Pas si « dark » que certains le disent
Avant de se noyer dans la Mer du Nord, le fleuve Deben se promène dans le Suffolk, au sud-est de l’Angleterre, le long de villes et de villages qui ont connu par le passé des aventuriers aux dents longues. En premier lieu, les Romains, par leur installation sur l’île au tournant du 1er siècle av. J.C. / 1er siècle ap., sous l’autorité de César, puis de Caligula et enfin de Claude. L’historien Dion Cassius (début du IIIe s.) raconte que ce dernier fit une entrée spectaculaire à Camulodunum, l’actuelle Colchester, à dos d’éléphant, sous les yeux éberlués des autochtones. Ils ignoraient sûrement que dans un passé lointain, Hannibal en avait déjà testé l’effet dans le sud de l’Europe...
Changement de décor au début du VIe siècle.
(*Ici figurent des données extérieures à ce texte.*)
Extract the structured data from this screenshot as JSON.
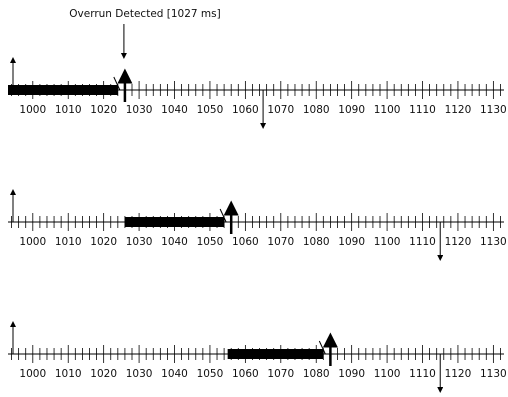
{
  "annotation": {
    "text": "Overrun Detected [1027 ms]"
  },
  "axis": {
    "min": 993,
    "max": 1133,
    "minor_step": 2,
    "labels": [
      "1000",
      "1010",
      "1020",
      "1030",
      "1040",
      "1050",
      "1060",
      "1070",
      "1080",
      "1090",
      "1100",
      "1110",
      "1120",
      "1130"
    ]
  },
  "timelines": [
    {
      "task_start": 993,
      "task_end": 1024,
      "deadline": 1026,
      "release": 993,
      "next_release": 1065,
      "overrun_marker": true
    },
    {
      "task_start": 1026,
      "task_end": 1054,
      "deadline": 1056,
      "release": 993,
      "next_release": 1115,
      "overrun_marker": false
    },
    {
      "task_start": 1055,
      "task_end": 1082,
      "deadline": 1084,
      "release": 993,
      "next_release": 1115,
      "overrun_marker": false
    }
  ]
}
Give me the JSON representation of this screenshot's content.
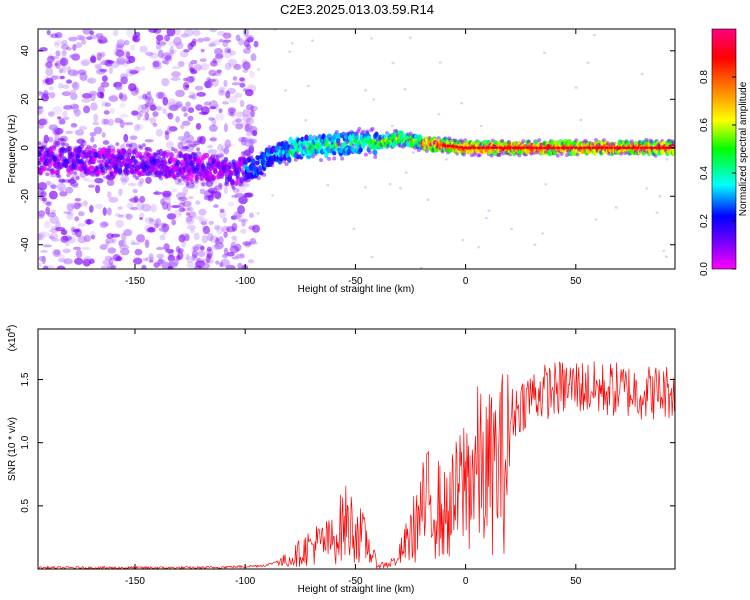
{
  "figure_title": "C2E3.2025.013.03.59.R14",
  "chart_data": [
    {
      "type": "heatmap",
      "xlabel": "Height of straight line (km)",
      "ylabel": "Frequency (Hz)",
      "xlim": [
        -194,
        95
      ],
      "ylim": [
        -50,
        49
      ],
      "x_ticks": [
        -150,
        -100,
        -50,
        0,
        50
      ],
      "y_ticks": [
        -40,
        -20,
        0,
        20,
        40
      ],
      "colorbar": {
        "label": "Normalized spectral amplitude",
        "range": [
          0,
          1
        ],
        "ticks": [
          0.0,
          0.2,
          0.4,
          0.6,
          0.8
        ],
        "tick_labels": [
          "0.0",
          "0.2",
          "0.4",
          "0.6",
          "0.8"
        ],
        "colormap": [
          "#ff00ff",
          "#8000ff",
          "#0000ff",
          "#00ffff",
          "#00ff00",
          "#ffff00",
          "#ff8000",
          "#ff0000",
          "#ff0080"
        ]
      },
      "ridge": {
        "x": [
          -194,
          -150,
          -120,
          -105,
          -95,
          -85,
          -75,
          -60,
          -50,
          -40,
          -30,
          -20,
          -10,
          0,
          20,
          40,
          60,
          80,
          95
        ],
        "y": [
          -5,
          -6,
          -8,
          -10,
          -8,
          -2,
          0,
          1,
          2,
          2,
          4,
          2,
          1,
          0,
          0,
          0,
          0,
          0,
          0
        ]
      }
    },
    {
      "type": "line",
      "xlabel": "Height of straight line (km)",
      "ylabel": "SNR (10 * v/v)",
      "y_multiplier": "(x10",
      "y_multiplier_exp": "4",
      "xlim": [
        -194,
        95
      ],
      "ylim": [
        0,
        1.9
      ],
      "x_ticks": [
        -150,
        -100,
        -50,
        0,
        50
      ],
      "y_ticks": [
        0.5,
        1.0,
        1.5
      ],
      "y_tick_labels": [
        "0.5",
        "1.0",
        "1.5"
      ],
      "color": "#ff0000",
      "envelope": {
        "x": [
          -194,
          -120,
          -100,
          -90,
          -80,
          -70,
          -60,
          -55,
          -50,
          -45,
          -40,
          -35,
          -30,
          -25,
          -20,
          -15,
          -10,
          -5,
          0,
          5,
          10,
          15,
          20,
          25,
          30,
          40,
          50,
          60,
          70,
          80,
          90,
          95
        ],
        "y": [
          0.01,
          0.01,
          0.02,
          0.03,
          0.1,
          0.25,
          0.3,
          0.5,
          0.42,
          0.28,
          0.04,
          0.05,
          0.15,
          0.35,
          0.6,
          0.75,
          0.55,
          0.7,
          0.95,
          1.05,
          1.0,
          1.1,
          1.2,
          1.3,
          1.38,
          1.42,
          1.45,
          1.42,
          1.42,
          1.4,
          1.4,
          1.42
        ]
      }
    }
  ]
}
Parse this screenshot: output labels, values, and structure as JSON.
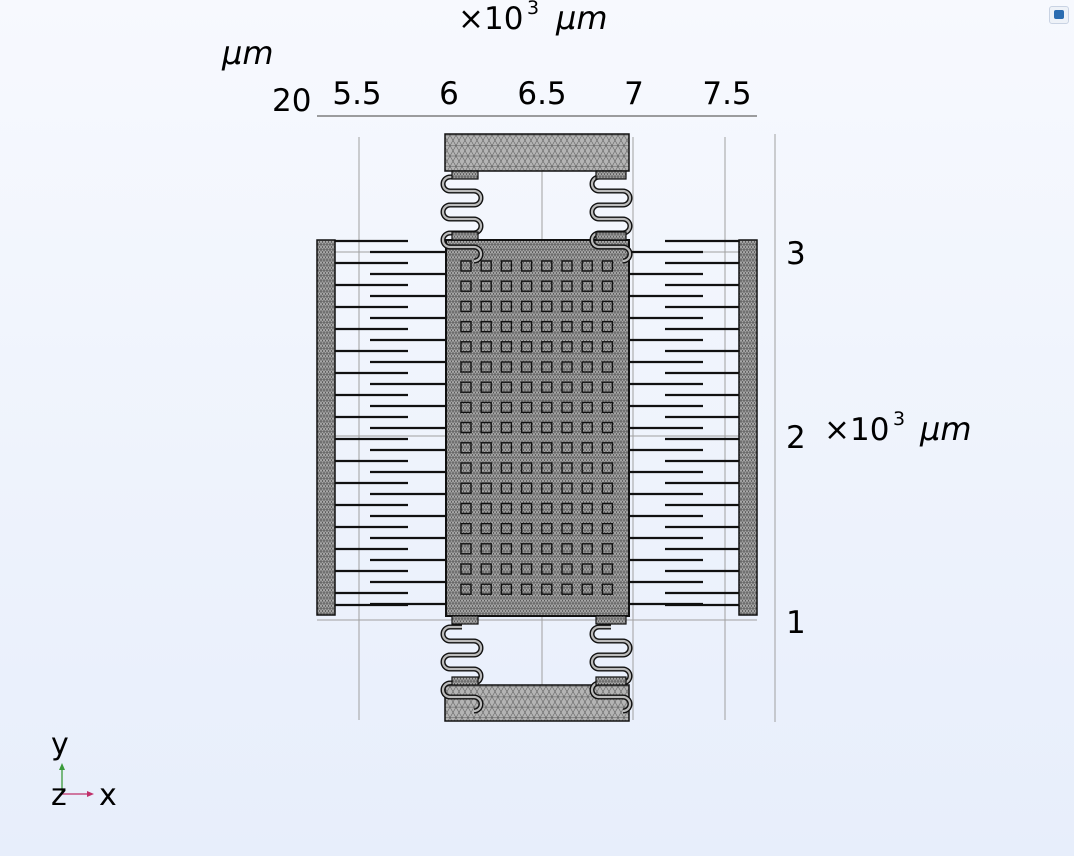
{
  "top_axis": {
    "scale_prefix": "×10",
    "scale_exp": "3",
    "unit": "μm",
    "ticks": [
      "5.5",
      "6",
      "6.5",
      "7",
      "7.5"
    ]
  },
  "left_axis": {
    "unit": "μm",
    "value": "20"
  },
  "right_axis": {
    "scale_prefix": "×10",
    "scale_exp": "3",
    "unit": "μm",
    "ticks": [
      "3",
      "2",
      "1"
    ]
  },
  "triad": {
    "y": "y",
    "z": "z",
    "x": "x"
  },
  "colors": {
    "mesh_fill": "#b4b4b4",
    "mesh_line": "#555555",
    "structure": "#111111",
    "grid": "#a0a0a0",
    "triad_y": "#3a9a3a",
    "triad_x": "#c0306a"
  }
}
Vers 510, des troupes romaines quittent en masse la (Grande) Bretagne : l’Empire, tombé en 476, n’est plus que l’ombre de lui-même, au grand bonheur des « barbares » pour qui la voie est libre. Des peuples germaniques traversent alors la mer du Nord, s'installent dans le sud-est de l’Angleterre et amorcent un temps souvent dénommé « l’ ge obscur » (Dark Age). Si le fleuve Deben avait pu parler, il aurait démenti l’expression puisque dans l’horizon de ses méandres se cachent des trésors enfouis par les Anglo-Saxons, dont le plus prestigieux se niche au fond d’un jardin...
L’œil de lynx de Madame Pretty
Edith May Dempster est née dans le Yorkshire en 1883, dans une famille bourgeoise cultivée et aisée, ayant fait fortune dans l’industrie gazière. Pendant sa jeunesse, des voyages dans de lointaines contrées mènent Edith à se passionner pour l’archéologie et l’Histoire des civilisations anciennes.
En 1926, après son mariage avec Frank Pretty, le couple s’installe dans une vaste propriété, Sutton Hoo (Suffolk), nichée au fond d’un aber du fleuve Deben. Le domaine a une allure singulière avec 19 étranges monticules d’une hauteur d’environ 2,5 mètres et un diamètre entre 15 et 30 mètres. Ces tumili semblent sommeiller là depuis des siècles. Intriguée et peu satisfaite des quelques bribes écrites à leur sujet dans des chroniques cartographiques du XVIIe, Edith Pretty veut comprendre. S’assurant l’aide de Basil Brown, un archéologue autodidacte, et de quelques paysans de la région, elle organise en 1939 une campagne de fouille qui aboutit à une découverte spectaculaire : le fantôme d’un bateau de 27 mètres de long, doté d’une chambre funéraire riche en objets inestimables (or, argent, grenats, textiles précieux...). Le défunt n’y est plus mais d’évidence, il s’agit bien là de la dernière demeure d’une personnalité hors normes du VIIe siècle, enterrée en grande pompe dans son navire tiré du fleuve vers ce terrain situé à quelques centaines de mètres des rives.

Quand Netflix s’y met
Les fouilles mettent à jour un masque, devenu aujourd’hui un des objets les plus importants du British Museum. Qui a bien pu le porter ? Qui est ce « fantôme » de Sutton Hoo qui fait tant couler d’encre ?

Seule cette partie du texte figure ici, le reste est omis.